= Chip description file =

Text file for describing microarrays

A Chip description file is a file that contains a possible annotation of a microarray chip type. The file typically specifies which probes map to the same genomic unit of interest. This mapping methodology solves the problem of a reliable reconstruction of expression levels as, if more than one probeset per gene exists, expression signals for the same transcript may be enhanced incorrectly.

Genomic units of interest may include: Expression, Genotyping, CustomSeq, Copy Number and/or Tag probe sets. All probe set names within an array are unique. Multiple copies of a probe set may exist on a single array as long as each copy has a unique name. CDFs
exist for Gene expression (mapping sets of probes to genes), for genotyping (mapping set of probes to Single-nucleotide_polymorphisms and allele type. Different CDFs may exist for a single chip type: one CDF may be used to interrogate gene transcripts and another CDF to interrogate exons.
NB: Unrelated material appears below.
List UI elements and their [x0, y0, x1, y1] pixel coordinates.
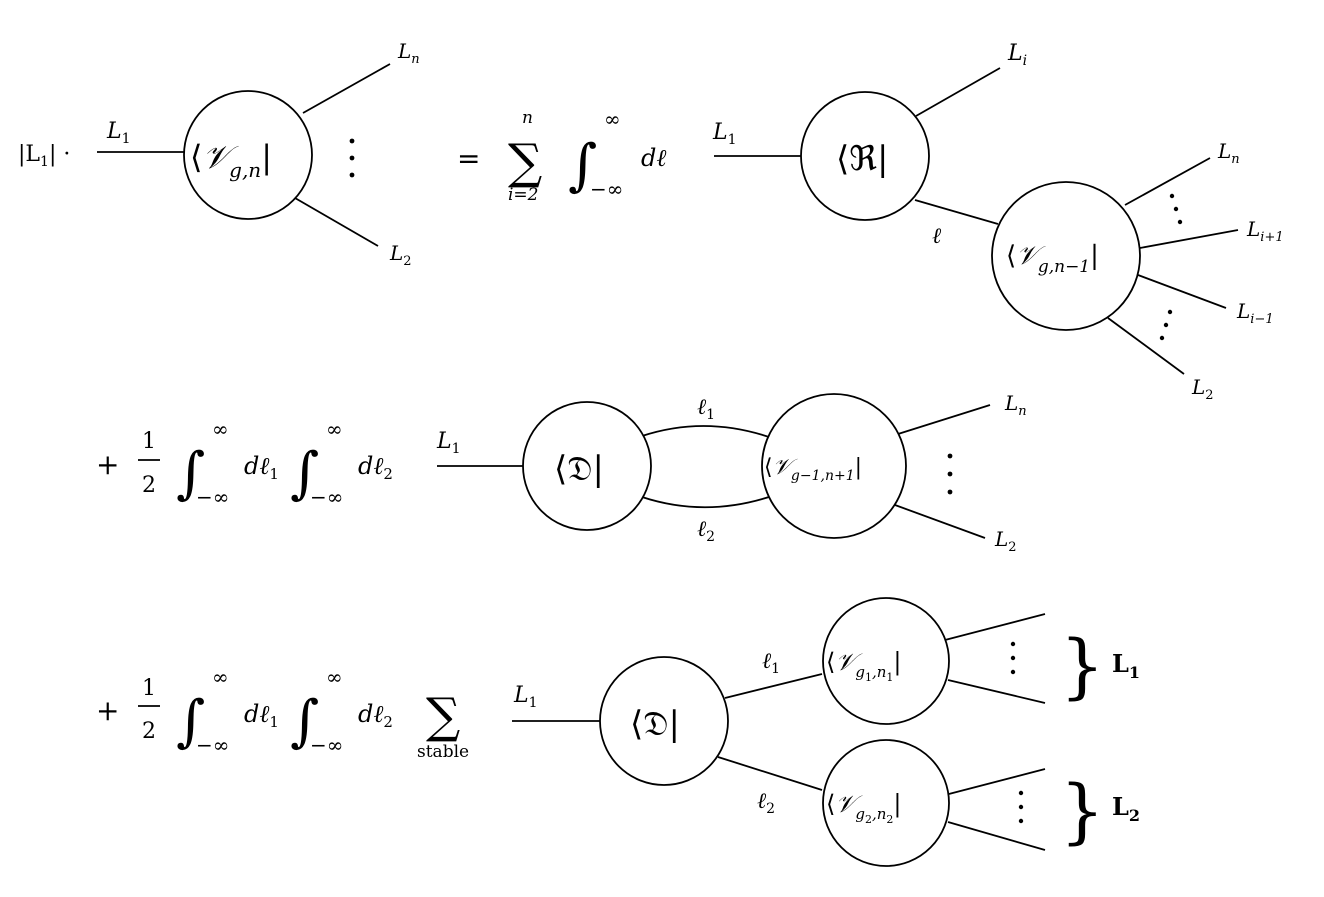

Initially, Affymetrix created the specification to describe the layout for an Affymetrix GeneChip array. Affymetrix still provides "official" CDFs for most of their chip types. In addition to these, various groups provide custom CDF files that are optimized for various genomic features. CDFs are typically updated when the genome annotation is updated.

== Format ==

A Chip Description file is divided up into sections. The start of each section is defined by a line containing a section name enclosed in square braces. The section names are:

- CDF
- Chip
- QCI (where I ranges from 1 to the number of QC probe sets
- UnitJ (where J is an internal index to uniquely distinguish probe sets)
- UnitJ_BlockK (where J and K are internal indices used to distinguish subsets of a probe set)

The data in each section is of the format TAG=VALUE.